“Questa mattina ho partecipato ad una riunione con gli amministratori locali organizzata dalla Provincia di Viterbo per discutere dei 22 siti della Tuscia individuati nella Carta nazionale delle Aree Potenzialmente Idonee alla localizzazione del Deposito unico dei rifiuti radioattivi. Ho ribadito l’apprezzamento nei confronti del Governo, che si sta impegnando per porre fine ai ritardi nella ricerca di un deposito nazionale per lo smaltimento delle scorie nucleari, ma ho anche confermato che il territorio del Lazio presenta già un quadro fortemente impattante legato all’inquinamento nucleare di origine industriale e medica. Questa regione ospita la ex centrale nucleare di Borgo Sabotino, in provincia di Latina, oltre al Centro Ricerche dell’Enea Casaccia, nel Comune di Roma, dove sono custoditi i rifiuti speciali ospedalieri e vengono svolte attività per lo studio e la ricerca sulla medicina nucleare. E in provincia di Viterbo è presente anche la centrale di Montalto di Castro, progettata e costruita nei primi anni 80 con due reattori nucleari e poi riconvertita in centrale termoelettrica dopo il referendum del 1987 con cui l’Italia abbandonò il nucleare.

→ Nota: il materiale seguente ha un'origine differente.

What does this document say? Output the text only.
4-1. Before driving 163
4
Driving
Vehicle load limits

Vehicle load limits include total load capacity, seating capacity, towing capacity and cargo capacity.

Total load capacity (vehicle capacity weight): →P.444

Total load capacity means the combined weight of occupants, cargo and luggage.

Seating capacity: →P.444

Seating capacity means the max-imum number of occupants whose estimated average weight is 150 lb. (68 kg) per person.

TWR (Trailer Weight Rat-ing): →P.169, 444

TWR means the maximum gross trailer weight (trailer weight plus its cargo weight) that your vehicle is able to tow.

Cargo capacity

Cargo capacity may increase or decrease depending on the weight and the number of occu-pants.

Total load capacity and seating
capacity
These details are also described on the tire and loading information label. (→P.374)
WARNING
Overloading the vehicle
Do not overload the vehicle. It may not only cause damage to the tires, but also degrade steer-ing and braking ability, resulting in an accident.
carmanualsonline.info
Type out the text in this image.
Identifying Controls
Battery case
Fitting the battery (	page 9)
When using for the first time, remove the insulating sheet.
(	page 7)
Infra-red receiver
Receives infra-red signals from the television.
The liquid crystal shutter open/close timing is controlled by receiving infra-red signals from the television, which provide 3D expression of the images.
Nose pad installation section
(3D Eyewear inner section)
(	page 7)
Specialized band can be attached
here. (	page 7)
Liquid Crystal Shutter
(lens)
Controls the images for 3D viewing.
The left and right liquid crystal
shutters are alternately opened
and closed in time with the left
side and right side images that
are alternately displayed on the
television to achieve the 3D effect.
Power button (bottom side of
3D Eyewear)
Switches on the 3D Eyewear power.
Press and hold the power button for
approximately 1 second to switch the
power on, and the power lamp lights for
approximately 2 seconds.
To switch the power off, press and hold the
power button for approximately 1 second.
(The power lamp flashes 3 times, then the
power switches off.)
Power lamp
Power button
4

Ora è importante chiudere questa stagione in piena sicurezza con l’individuazione di un deposito nazionale, ma resta fondamentale la partecipazione e il confronto con le amministrazioni locali per condividere una scelta che avrà una notevole ricaduta sul territorio. La Tuscia viterbese ha una forte vocazione agricola e turistica, in quell’area sono presenti numerosi vincoli archeologici e paesaggistici: condizioni che non consentono la realizzazione di grandi impianti con un rilevante impatto sull’ambiente. Inoltre il recente Piano regionale sui Rifiuti non individua aree idonee ad ospitare un centro di stoccaggio delle scorie nucleari. Infine bisognerebbe tener conto anche della distanza dalla capitale del Paese per opportune valutazioni di sicurezza nazionale”.

 

È quanto dichiara Massimiliano Valeriani, assessore al Ciclo dei Rifiuti della Regione Lazio.